The amplification part is less challenging, there are plenty of ultra low power opamps available.
The MCU part
To keep the power usage as low as possible when there is no sound (which is, I suppose, the case most of the time), instead of checking the sound level from the MCU software, I would use a hardware comparator.
Checking the sound level from the MCU means regularily sampling the signal through the ADC, which means the MCU must be awoken, and the ADC powered. This will use significant power, especially considering the fact the sound must be sampled at a relatively high frequency (a few kHz, depending on the maximum sound frequency you want to be able to detect).
On the other hand, a comparator can use very low power (there are some cheap ones that consume only a few µA of current) and will be constantly monitoring the sound level, triggering an interrupt and awaking the MCU only when the required sound level is actually reached. Then, from the MCU, you can sample the waveform through the ADC. So the mic needs to feed both the comparator and the MCU ADC.

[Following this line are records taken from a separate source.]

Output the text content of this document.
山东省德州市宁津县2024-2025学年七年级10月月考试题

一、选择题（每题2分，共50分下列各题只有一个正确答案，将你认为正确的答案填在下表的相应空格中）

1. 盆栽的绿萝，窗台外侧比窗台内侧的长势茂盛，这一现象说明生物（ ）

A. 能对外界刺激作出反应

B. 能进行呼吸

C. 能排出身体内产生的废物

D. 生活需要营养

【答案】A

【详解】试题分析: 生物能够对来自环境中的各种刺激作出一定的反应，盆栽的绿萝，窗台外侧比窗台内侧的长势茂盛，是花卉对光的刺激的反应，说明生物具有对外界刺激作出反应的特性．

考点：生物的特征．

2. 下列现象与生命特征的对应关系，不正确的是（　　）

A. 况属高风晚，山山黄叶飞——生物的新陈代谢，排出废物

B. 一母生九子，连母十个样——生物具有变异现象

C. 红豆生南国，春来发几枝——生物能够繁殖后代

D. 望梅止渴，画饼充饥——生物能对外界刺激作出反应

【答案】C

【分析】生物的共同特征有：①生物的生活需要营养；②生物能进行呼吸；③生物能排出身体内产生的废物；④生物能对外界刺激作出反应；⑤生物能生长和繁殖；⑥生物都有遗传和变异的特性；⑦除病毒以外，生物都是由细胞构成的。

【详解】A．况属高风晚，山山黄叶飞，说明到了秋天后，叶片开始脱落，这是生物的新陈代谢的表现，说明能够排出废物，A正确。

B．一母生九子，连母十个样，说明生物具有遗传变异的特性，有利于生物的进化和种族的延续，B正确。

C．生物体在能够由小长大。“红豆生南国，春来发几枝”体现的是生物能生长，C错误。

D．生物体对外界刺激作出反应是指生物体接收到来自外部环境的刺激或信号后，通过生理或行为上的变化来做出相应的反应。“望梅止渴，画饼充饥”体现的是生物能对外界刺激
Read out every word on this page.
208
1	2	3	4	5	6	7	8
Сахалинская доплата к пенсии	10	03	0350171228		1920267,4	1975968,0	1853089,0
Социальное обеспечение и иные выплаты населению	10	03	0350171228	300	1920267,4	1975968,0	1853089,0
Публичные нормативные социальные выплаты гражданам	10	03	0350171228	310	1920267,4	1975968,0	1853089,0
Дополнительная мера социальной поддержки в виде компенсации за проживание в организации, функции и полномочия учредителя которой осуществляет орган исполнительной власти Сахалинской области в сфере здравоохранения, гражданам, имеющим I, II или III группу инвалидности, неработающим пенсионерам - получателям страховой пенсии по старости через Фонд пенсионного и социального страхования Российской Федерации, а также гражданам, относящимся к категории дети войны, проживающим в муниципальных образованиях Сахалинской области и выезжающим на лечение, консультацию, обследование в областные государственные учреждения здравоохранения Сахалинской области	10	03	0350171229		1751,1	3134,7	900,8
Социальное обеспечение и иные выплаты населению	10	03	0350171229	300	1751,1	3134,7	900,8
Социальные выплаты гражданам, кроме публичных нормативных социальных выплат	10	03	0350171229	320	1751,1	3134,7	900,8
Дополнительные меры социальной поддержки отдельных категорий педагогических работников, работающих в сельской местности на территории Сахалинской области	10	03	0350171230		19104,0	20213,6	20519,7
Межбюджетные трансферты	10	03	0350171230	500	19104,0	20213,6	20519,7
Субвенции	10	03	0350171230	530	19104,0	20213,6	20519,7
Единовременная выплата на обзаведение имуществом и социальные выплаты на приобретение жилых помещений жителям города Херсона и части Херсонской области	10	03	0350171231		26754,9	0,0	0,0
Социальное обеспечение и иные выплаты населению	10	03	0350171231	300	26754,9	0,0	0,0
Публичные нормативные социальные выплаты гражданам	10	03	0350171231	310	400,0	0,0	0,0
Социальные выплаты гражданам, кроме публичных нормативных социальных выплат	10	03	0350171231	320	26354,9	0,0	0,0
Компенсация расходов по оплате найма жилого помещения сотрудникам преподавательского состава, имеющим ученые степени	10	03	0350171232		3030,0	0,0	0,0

In your specific case, you're using nRF51822 which has an internal low-power comparator (LPCOMP). You can use it instead of an external, additional chip. Moreover, you can choose to feed the reference input of the LPCOMP with any multiple of Vdd/8 (up to Vdd*7/8), which is very handy here, if your supply voltage is fixed.
Note that there is no need to rectify+filter the signal. It doesn't matter if you're missing each lower half of the signal wave. If the interrupt can be correctly triggered from the temporary event raised by the comparator when the upper half of the input signal exceeds the reference, it's enough.